News
Polri layani pengobatan 101 pengungsi banjir di Bireuen, keluhan demam dan batuk dominan
05 Januari 2026 13:18
Polri melalui Seksi Kedokteran dan Kesehatan (Sidokkes) Polres Bireuen memberikan layanan kesehatan gratis kepada 101 pengungsi banjir di Desa Pulo Pineng Dua Meunasah, Kecamatan Jangka, Kabupaten Bireuen. Layanan ini merupakan bagian dari upaya Polri untuk membantu pemulihan kondisi kesehatan warga pascabencana.
Keluhan utama yang ditemukan selama pemeriksaan meliputi demam sebanyak 22 orang, batuk 19 orang, dan tinea pedis 13 orang. Kondisi lingkungan pascabanjir yang lembap dan kurang higienis menjadi pemicu utama penyakit-penyakit tersebut.
Layanan Kesehatan Gratis
- 101 pengungsi menerima layanan kesehatan gratis dari Polri.
- Keluhan utama: demam (22 orang), batuk (19 orang), dan tinea pedis (13 orang).
- Penyakit lain yang ditemukan: hipertensi, dermatitis, gastritis, influenza, arthritis, dan luka lecet.
Antusiasme Masyarakat
- Masyarakat menyambut antusias layanan kesehatan ini.

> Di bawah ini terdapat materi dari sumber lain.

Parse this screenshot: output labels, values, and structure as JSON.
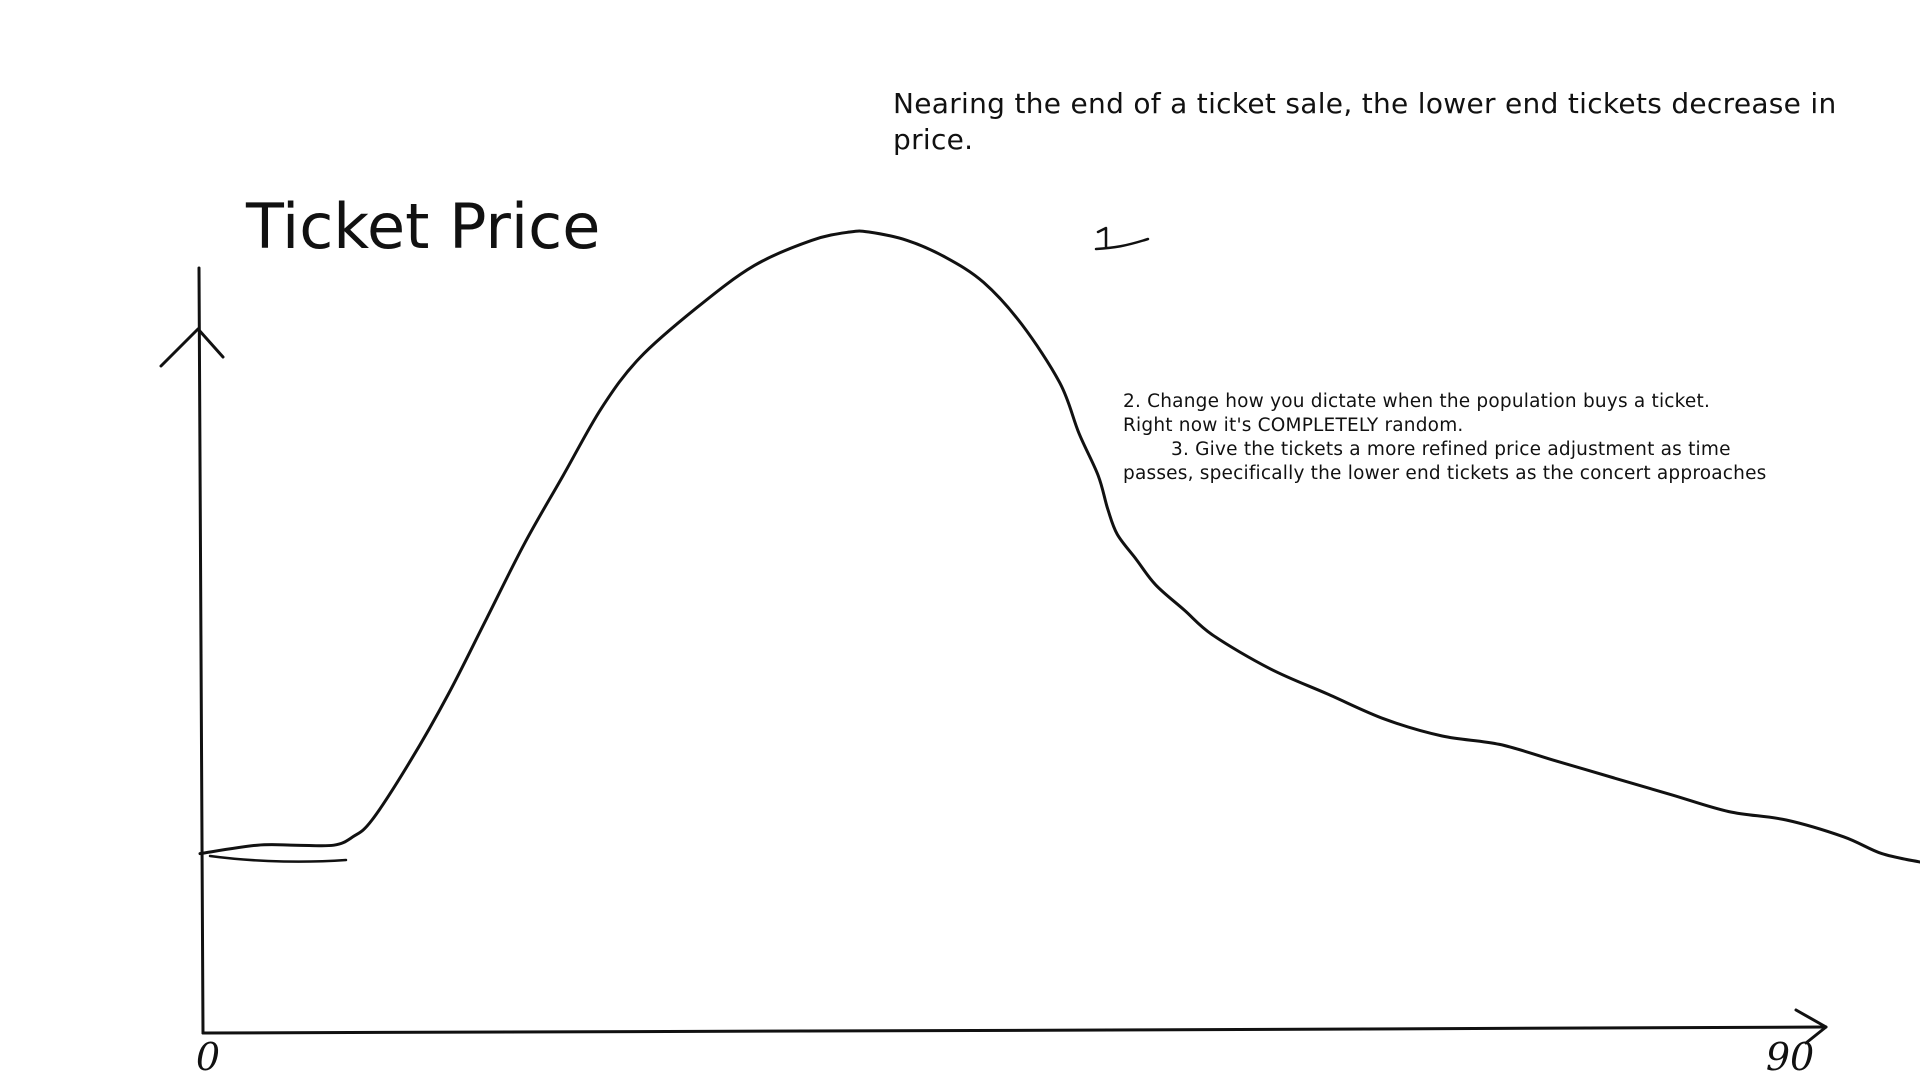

- Bidan Pustu Pulo Pineng Dua Meunasah, Munasiah, mengungkapkan apresiasi atas bantuan yang diberikan.
- Layanan ini membantu meringankan beban petugas kesehatan setempat, terutama dalam menangani lansia dan anak-anak.
Komitmen Polri
- Layanan kesehatan ini merupakan wujud nyata kepedulian Polri dalam membantu pemulihan kondisi kesehatan warga pascabencana.
- Polri berupaya memastikan kondisi kesehatan masyarakat pengungsi tetap terjaga.
- Layanan ini merupakan bagian dari tugas Polri untuk membantu masyarakat bangkit dan pulih setelah bencana.
Kehadiran tim medis Polri diharapkan dapat terus memberikan dukungan kesehatan kepada masyarakat terdampak banjir di Kabupaten Bireuen. Layanan ini juga menjadi bukti komitmen Polri untuk terus hadir di tengah masyarakat, khususnya dalam situasi darurat pascabencana.
Dengan adanya layanan kesehatan ini, diharapkan kondisi kesehatan pengungsi banjir dapat segera memulih dan masyarakat dapat kembali beraktivitas dengan normal. Polri juga berharap dapat terus memberikan bantuan serupa di masa mendatang untuk membantu masyarakat yang membutuhkan.